Получив такой решительный отказ, Печорин, как вы сами можете догадаться, не удивился: он приготовился к такой развязке и даже желал ее. Он отправился на Морскую, сани его быстро скользили по сыпучему снегу: утро было туманное и обещало близкую оттепель. Многие жители Петербурга, проведшие детство в другом климате, подвержены странному влиянию здешнего неба. Какое-то печальное равнодушие, подобное тому, с каким наше северное солнце отворачивается от неблагодарной здешней земли, закрадывается в душу, приводит в оцепенение все жизненные органы. В эту минуту сердце неспособно к энтузиазму, ум к размышлению. В подобном расположении находился Печорин. Неожиданный успех увенчал его легкомысленное предприятие, и он даже не обрадовался.

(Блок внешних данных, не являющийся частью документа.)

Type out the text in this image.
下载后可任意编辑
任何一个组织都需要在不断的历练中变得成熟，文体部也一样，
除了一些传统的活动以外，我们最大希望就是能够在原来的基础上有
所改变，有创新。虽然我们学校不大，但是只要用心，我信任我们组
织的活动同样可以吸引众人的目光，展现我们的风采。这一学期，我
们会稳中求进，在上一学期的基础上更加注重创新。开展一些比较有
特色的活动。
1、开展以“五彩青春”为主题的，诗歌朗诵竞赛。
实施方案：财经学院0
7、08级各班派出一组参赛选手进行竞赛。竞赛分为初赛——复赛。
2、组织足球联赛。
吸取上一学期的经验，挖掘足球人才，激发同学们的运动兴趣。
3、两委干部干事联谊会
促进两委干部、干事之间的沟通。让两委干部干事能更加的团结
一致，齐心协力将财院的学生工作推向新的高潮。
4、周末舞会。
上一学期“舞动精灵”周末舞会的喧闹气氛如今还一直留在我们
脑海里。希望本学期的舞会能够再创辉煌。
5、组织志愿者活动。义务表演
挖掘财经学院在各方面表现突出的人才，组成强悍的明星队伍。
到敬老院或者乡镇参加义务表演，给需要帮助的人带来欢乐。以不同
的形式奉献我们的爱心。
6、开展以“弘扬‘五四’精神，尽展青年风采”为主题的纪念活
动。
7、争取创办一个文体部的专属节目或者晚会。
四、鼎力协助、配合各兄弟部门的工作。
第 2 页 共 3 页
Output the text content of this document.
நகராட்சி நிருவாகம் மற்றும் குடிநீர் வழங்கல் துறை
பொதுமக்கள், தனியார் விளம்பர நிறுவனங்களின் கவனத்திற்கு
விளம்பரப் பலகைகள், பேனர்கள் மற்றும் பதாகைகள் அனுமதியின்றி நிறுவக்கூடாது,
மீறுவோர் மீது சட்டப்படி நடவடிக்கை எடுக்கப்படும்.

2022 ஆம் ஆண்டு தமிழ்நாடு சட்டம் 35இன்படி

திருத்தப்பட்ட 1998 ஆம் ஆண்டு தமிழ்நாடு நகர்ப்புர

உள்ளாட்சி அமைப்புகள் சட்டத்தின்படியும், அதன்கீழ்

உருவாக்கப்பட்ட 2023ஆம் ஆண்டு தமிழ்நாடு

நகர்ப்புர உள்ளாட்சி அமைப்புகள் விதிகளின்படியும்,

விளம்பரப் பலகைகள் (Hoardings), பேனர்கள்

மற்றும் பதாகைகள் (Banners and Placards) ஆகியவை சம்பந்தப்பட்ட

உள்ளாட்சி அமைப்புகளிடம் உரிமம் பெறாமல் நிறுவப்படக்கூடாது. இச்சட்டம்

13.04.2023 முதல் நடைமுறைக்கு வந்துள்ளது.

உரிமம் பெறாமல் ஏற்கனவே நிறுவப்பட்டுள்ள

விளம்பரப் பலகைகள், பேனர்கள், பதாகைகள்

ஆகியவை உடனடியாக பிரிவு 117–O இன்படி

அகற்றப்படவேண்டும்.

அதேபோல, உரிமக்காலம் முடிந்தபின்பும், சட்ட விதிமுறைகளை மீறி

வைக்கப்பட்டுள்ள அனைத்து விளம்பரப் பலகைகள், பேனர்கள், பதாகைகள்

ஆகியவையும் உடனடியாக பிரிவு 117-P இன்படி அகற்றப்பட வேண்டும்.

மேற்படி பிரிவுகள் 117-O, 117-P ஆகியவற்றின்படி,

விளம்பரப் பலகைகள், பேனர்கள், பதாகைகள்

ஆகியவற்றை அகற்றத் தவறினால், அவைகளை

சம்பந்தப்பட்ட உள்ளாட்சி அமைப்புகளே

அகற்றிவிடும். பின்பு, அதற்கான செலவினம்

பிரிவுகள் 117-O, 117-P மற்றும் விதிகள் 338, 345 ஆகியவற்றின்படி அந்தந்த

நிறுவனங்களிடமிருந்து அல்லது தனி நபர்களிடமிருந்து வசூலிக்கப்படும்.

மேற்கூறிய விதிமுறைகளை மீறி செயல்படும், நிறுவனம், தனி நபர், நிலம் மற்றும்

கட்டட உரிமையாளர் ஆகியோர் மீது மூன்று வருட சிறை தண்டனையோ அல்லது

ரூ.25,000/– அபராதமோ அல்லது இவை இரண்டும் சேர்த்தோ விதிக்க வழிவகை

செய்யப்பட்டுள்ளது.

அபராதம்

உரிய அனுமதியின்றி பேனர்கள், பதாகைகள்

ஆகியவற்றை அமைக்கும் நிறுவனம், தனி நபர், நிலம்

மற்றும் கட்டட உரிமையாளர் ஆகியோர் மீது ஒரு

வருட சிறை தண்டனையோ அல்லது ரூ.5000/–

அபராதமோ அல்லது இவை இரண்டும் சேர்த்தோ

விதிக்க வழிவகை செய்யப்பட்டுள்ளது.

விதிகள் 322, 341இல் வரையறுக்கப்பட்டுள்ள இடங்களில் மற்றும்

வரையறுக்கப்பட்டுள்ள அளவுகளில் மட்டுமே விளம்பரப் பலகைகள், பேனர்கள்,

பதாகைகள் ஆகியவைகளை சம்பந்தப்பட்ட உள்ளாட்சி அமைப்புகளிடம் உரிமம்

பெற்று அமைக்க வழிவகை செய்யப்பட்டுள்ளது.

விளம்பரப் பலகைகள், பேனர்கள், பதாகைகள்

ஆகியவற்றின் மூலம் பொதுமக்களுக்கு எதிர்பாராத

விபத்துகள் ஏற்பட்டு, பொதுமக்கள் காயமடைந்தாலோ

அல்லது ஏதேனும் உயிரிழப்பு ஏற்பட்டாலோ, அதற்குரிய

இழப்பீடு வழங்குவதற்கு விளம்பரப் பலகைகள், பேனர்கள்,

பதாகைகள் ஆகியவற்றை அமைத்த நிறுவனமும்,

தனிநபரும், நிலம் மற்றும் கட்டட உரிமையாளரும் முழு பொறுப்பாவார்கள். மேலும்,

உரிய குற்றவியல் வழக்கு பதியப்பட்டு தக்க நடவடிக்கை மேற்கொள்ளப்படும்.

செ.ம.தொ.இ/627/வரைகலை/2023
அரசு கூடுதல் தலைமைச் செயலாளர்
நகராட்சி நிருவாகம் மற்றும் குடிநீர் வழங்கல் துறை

Чрез несколько минут он должен быть увидеться с женщиною, которая была постоянною его мечтою в продолжение нескольких лет, с которою он был связан прошедшим, для которой был готов отдать свою будущность — и сердце его не трепетало от нетерпения, страха, надежды. Какое-то болезненное замирание, какая-то мутность и неподвижность мыслей, которые подобно тяжелым облакам осаждали ум его, предвещали одни близкую бурю душевную. Вспоминая прежнюю пылкость, он внутренне досадовал на теперешнее свое спокойствие.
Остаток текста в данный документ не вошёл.